Un gruppo di dispositivi che ha trovato impiego abbastanza esteso è basato sulla possibilità di mantenere il freno diretto sulla motrice di un convoglio adottando per le rimorchiate il freno automatico, naturalmente azionando i due freni simultaneamente dallo stesso rubinetto; con ciò si concilia l’intrinseca rapidità del freno diretto con l’automaticità di quello automatico e tra i rotabili necessita una sola condotta. Tipi di freno che sembrano utilizzare questo principio sono il freno indiretto Böcker largamente utilizzato sulle reti tramviarie ungheresi e il freno Lambertsen entrambi a condotta unica; il freno Knorr III, che utilizza invece due condotte. Non ci è possibile approfondire l’interessante argomento perchè, purtroppo, non ne sappiamo di più.

Un esperimento dell’ATAG

Un freno diretto-automatico del tipo sopra indicato è stato impiegato su tutti i rotabili merci (locomotori e carri) della rete urbana romana, costruiti negli anni 1926-27.  Nel 1941 l’ATAG equipaggiò un treno di motrice e rimorchio a due assi (motrice 853 e rimorchio 446) con un freno automatico e moderabile denominato AM-1, che sembra seguisse molto da vicino la tecnica precedentemente adottata per i rotabili merci. Il convoglio era dotato di freno diretto sulla motrice e di freno automatico sul rimorchio, entrambi i freni essendo comandati da un rubinetto di tipo autoregolatore identico a quello già presente sulle articolate MATER e motrice e rimorchio erano collegati da una condotta unica; il freno automatico del rimorchio non era moderabile alla sfrenatura, che si aveva completamente al termine di quella della motrice. Questa caratteristica dava la possibilità di frenare praticamente solo sul rimorchio, bastando allo scopo che il conducente lasciasse la motrice solo leggermente frenata; sembra che questa possibilità fosse utile nelle lunghe discese.

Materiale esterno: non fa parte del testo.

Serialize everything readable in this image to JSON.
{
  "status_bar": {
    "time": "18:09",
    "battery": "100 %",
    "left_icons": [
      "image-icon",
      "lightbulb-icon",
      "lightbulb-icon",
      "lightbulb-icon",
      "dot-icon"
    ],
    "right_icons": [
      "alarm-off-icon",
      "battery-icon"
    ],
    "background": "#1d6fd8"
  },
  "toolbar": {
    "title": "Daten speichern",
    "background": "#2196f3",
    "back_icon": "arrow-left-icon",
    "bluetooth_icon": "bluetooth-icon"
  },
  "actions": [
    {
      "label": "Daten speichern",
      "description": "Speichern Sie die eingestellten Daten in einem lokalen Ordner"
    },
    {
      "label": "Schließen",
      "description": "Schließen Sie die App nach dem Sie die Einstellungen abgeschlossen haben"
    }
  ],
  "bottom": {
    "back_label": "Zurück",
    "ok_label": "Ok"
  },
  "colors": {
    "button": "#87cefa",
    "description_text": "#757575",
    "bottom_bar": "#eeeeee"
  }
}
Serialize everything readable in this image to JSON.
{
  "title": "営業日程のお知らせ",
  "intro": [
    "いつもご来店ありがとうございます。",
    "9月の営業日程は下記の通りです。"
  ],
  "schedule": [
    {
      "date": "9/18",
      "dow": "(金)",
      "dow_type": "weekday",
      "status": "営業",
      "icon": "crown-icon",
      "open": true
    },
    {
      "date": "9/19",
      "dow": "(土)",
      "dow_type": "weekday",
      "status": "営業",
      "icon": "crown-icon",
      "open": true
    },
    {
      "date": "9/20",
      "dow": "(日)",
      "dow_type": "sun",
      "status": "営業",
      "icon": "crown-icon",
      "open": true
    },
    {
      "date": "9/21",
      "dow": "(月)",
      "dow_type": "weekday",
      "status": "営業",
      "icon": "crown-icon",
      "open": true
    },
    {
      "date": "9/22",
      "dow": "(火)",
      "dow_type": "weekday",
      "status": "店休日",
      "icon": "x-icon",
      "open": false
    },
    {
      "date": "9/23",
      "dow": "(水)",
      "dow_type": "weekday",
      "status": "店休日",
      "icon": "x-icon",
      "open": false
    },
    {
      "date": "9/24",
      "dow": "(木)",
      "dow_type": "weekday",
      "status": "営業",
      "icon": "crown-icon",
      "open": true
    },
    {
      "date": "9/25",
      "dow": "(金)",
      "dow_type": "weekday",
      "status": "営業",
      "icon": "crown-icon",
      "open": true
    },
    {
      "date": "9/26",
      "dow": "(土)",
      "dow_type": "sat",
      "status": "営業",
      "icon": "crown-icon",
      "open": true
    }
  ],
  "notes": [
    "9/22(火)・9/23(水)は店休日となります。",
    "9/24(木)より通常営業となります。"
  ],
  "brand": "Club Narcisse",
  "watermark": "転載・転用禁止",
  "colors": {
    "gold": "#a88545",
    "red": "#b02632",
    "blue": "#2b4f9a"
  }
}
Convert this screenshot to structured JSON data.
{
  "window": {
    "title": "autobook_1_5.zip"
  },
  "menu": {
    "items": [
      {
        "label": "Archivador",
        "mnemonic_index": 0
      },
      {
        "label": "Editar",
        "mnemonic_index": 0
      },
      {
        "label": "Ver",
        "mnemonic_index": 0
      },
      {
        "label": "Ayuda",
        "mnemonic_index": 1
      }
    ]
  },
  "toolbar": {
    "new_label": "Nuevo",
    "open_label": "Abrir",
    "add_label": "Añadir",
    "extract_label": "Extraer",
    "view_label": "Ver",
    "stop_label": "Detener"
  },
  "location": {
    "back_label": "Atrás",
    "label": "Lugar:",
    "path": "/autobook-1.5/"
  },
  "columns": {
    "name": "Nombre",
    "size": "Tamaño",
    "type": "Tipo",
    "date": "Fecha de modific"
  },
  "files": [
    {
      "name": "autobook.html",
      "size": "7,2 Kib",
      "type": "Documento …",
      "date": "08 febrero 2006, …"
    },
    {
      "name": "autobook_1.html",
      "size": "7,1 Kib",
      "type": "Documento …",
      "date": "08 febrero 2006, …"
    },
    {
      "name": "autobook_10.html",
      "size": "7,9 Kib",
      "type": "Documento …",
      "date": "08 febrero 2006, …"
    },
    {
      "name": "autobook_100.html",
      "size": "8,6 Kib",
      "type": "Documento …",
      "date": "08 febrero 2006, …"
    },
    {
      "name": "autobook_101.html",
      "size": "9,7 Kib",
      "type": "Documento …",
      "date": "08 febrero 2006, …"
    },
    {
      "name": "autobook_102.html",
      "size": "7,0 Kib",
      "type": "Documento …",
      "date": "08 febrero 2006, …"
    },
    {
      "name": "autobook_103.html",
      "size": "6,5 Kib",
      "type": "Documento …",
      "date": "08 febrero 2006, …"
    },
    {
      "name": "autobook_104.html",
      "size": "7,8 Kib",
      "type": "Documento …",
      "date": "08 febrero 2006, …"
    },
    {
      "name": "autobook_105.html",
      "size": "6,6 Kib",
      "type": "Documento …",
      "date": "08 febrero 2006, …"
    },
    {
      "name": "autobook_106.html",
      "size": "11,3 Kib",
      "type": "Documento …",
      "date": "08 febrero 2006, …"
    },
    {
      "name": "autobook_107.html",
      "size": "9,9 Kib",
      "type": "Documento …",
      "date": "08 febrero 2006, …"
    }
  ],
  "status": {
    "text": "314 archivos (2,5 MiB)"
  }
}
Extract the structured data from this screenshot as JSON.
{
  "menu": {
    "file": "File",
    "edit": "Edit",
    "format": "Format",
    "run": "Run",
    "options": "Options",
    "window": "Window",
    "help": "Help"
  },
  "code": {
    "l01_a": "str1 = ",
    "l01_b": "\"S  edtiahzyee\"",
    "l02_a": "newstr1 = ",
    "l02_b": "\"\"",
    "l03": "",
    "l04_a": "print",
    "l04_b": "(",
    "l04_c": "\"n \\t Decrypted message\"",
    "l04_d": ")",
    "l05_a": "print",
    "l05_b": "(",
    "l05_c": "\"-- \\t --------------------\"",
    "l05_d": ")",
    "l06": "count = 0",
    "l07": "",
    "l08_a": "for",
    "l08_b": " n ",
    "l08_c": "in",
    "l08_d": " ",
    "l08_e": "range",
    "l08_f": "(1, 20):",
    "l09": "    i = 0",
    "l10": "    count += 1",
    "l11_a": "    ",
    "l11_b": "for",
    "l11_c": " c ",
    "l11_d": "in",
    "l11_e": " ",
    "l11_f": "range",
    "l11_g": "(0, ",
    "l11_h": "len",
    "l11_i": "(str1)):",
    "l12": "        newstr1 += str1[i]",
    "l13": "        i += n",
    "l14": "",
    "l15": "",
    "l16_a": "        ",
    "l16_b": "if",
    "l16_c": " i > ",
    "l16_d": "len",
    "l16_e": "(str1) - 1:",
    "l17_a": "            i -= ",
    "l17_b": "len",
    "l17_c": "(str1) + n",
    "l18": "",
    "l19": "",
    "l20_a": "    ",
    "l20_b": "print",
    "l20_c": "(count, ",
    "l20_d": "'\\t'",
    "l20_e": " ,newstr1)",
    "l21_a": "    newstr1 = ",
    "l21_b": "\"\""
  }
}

L’ATAG prevedeva di estendere il freno AM-1 su tutte le motrici ad otto moduli, modifica che fu però resa impossibile dalla guerra in atto.

Nell’immagine a fianco la posizione del braccio destro del conducente indica chiaramente che la motrice è dotata di rubinetto autoregolatore, montato sotto il vetro frontale, contrariamente al rubinetto del normale freno diretto che era montato sul montante destro del finestrino, a metà altezza.